Joke Type: one-liner

One-liner jokes, punchlines, setups, and comedy bits from Chaotic Meh — sorted for people who know exactly what kind of bad idea they want.

  • When Women Make Gay Men Question Everything

    Two gay men are beach walking, holding hands when a beautiful woman passes them.

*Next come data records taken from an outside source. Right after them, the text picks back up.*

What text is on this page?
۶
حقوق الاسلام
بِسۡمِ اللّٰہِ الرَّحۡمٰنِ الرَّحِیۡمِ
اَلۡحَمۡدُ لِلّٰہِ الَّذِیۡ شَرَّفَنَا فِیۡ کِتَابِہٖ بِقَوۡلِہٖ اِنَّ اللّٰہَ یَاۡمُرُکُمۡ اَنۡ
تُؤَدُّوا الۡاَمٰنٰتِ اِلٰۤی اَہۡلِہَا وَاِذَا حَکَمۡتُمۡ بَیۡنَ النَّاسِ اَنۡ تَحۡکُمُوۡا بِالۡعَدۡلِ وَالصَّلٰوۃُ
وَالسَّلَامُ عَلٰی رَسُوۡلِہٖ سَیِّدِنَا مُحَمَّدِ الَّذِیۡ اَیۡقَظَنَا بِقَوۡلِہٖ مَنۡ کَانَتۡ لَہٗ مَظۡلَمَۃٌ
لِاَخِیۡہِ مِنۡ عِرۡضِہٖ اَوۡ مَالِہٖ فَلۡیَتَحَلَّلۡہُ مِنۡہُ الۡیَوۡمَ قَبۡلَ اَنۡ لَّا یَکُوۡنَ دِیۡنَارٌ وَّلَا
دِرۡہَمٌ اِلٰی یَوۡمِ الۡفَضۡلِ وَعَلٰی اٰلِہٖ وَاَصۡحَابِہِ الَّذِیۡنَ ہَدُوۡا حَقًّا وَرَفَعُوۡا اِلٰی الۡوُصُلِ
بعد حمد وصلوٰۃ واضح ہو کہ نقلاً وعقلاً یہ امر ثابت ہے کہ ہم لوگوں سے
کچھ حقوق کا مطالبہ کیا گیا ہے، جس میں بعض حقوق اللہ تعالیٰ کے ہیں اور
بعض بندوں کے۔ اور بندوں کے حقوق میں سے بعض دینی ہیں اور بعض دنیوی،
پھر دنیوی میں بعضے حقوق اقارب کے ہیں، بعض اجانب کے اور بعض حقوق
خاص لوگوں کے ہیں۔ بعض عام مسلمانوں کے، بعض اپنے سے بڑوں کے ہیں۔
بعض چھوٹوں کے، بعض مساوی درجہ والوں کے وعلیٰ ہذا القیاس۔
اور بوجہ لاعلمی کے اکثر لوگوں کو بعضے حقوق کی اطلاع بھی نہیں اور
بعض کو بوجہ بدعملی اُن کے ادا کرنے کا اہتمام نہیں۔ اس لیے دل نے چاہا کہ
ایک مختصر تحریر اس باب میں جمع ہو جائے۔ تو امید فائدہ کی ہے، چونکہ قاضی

She’s 5’10”, 38-24-36, with a string bikini on and no tan lines!

    The first gay man turns to his friend, sighs audibly, and in a breathless whisper says, “It’s women like her that sometimes make me wish I was a Lesbian!”

  • The Condom Flew Across the Room

    Why did the condom fly across the room?

    Because it got really pissed off.

  • Deluxe Magic Hat

    My wife thinks that TV is a big waste of time, but I just learned something that’s sure to change her mind: When buying a magic hat for the kid’s snowman, spring for the deluxe version that keeps the snowman from melting when the temperature goes above freezing.

  • X-Ray to X-Rated

    If I were to ever get X-ray vision, I expect it would last about ten seconds before becoming X-rated vision.

  • Arrest a Mime

    If I were a cop, I’d look for an excuse to arrest a mime just so I could tell them they had the right to remain silent.

  • Take Something for My Kleptomania

    I thought about trying to take something for my kleptomania, but that sort of defeats the purpose, then, doesn’t it?

  • Teach a Man to Fish

    Give a man a fish and he eats for a day. Teach a man to fish and he becomes a lazy SOB who never works because he’s “gone fishin’!” Thanks a lot, genius!

  • Scientists Can Clone Sheep

    I sleep better at night knowing that scientists can clone sheep.

  • Doctor’s Wife Sets Straight Woman’s Misconceptions

    At a big cocktail party, an obstetrician’s wife noticed another guest, a big, over sexed woman, was making overtures to her husband. But it was a large, informal gathering, so she tried to laugh it off, until she saw them disappear into a bedroom together.

    At once she rushed into the room, pulled the two apart and screamed, “Look, lady! My husband just delivers babies, he doesn’t INSTALL them!”